The next common theory is that the BEKs are demonic in origin. Personally, I find this theory to be the one with the least amount of evidence behind it. Besides being unnaturally malevolent, there is little connection between Black-Eyed Kids and demonic beings. They do share one notable similarity, however. And that would be the power of invitation. It is specified in many grimoires, such as The Lesser Key of Solomon, that demons gain a vast amount of power when openly invited into one’s home or life.  

There is also the sub-theory that BEKs are simply mortal bodies possessed by demonic entities. It is known that demonic possession is often followed by impossible amounts of physical manipulation. An example could be found in the possession and subsequent exorcism of Anneliese Michel, a case that ended in her tragic death. What is truly relevant to this article is that Anneliese was described as having black eyes during periods of her ordeal. So, it is possible that the phenomenon of supposed demonic possession may, in some way, be linked to the cases of BEKs. 

The final theory is one that crops up in almost every instance of the supernatural: aliens. The strongest connection between the BEKs and extraterrestrials is the presence of literal men in black, as seen in the anonymous woman’s encounter. The cutting of power and the rampant health problems also align with people known to have endured close encounters with alien beings. 

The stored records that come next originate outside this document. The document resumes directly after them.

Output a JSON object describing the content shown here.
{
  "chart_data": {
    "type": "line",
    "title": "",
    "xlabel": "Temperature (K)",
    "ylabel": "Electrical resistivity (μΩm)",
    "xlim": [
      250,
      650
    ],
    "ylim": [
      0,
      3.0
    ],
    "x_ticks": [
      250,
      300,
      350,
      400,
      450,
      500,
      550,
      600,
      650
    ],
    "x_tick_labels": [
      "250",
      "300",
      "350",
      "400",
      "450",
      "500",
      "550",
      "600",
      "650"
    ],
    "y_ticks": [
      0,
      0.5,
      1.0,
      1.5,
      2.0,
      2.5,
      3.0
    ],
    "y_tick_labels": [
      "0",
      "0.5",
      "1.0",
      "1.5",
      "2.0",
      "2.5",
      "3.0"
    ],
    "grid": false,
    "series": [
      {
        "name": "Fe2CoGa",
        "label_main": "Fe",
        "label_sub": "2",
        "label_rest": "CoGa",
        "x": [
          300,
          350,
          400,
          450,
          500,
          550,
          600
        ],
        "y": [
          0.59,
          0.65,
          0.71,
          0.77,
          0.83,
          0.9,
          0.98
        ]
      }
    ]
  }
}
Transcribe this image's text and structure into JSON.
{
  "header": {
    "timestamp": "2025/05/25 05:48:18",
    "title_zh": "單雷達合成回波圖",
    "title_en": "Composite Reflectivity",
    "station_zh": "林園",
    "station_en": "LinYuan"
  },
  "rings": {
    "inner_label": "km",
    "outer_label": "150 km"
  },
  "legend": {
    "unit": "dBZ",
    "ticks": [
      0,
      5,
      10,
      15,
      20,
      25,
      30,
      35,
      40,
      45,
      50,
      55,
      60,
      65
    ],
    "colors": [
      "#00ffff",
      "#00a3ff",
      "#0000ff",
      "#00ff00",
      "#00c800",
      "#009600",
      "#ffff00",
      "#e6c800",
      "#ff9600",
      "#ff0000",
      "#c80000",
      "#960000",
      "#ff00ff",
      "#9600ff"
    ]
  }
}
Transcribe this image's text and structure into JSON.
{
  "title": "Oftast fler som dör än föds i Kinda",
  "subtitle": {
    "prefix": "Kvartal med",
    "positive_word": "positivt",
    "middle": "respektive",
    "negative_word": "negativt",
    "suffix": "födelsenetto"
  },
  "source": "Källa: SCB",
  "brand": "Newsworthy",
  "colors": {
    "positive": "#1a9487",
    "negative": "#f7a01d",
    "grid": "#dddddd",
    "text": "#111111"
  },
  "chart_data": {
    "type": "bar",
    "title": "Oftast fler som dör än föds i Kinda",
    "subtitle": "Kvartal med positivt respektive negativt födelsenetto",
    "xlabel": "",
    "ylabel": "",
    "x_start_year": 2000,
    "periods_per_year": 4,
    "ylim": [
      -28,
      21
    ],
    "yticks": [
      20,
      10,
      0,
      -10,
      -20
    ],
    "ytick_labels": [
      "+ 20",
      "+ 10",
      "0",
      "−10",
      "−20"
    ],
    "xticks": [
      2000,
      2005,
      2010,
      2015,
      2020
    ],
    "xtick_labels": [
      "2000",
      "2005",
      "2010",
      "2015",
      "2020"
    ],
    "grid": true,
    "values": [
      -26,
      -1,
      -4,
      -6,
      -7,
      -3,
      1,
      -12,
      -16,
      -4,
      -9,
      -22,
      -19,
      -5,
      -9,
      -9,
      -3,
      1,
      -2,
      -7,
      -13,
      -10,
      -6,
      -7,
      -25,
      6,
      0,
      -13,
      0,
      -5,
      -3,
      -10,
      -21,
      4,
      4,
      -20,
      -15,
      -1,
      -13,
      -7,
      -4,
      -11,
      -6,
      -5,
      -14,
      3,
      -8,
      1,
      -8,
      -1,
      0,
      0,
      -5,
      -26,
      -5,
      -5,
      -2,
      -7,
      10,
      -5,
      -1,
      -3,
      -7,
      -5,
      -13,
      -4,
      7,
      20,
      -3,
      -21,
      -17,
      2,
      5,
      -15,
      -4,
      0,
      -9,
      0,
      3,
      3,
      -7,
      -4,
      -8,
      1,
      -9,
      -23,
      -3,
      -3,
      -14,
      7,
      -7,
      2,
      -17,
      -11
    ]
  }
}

In the end, however, we have only guesses as to the origin and purpose of the BEKs. They are living reminders that safety is merely an assumption and that anyone, even one as young and innocent as a child, can hold within them a dark, cruel nature. So, when night falls and the last slivers of sunlight dip under the horizon, stay indoors. Pull your blanket a little tighter. Turn your tv up just a little louder. Pretend you don’t hear the knocking. The night is not ours, after all. We are simply visitors, straying from our homes to peek into where the strange things roam. No, the night belongs to them – those orphans of reality, the keys that fit no locks, the questions that have no answers.  

That reminds me though. Did you leave your door unlocked? You should go check.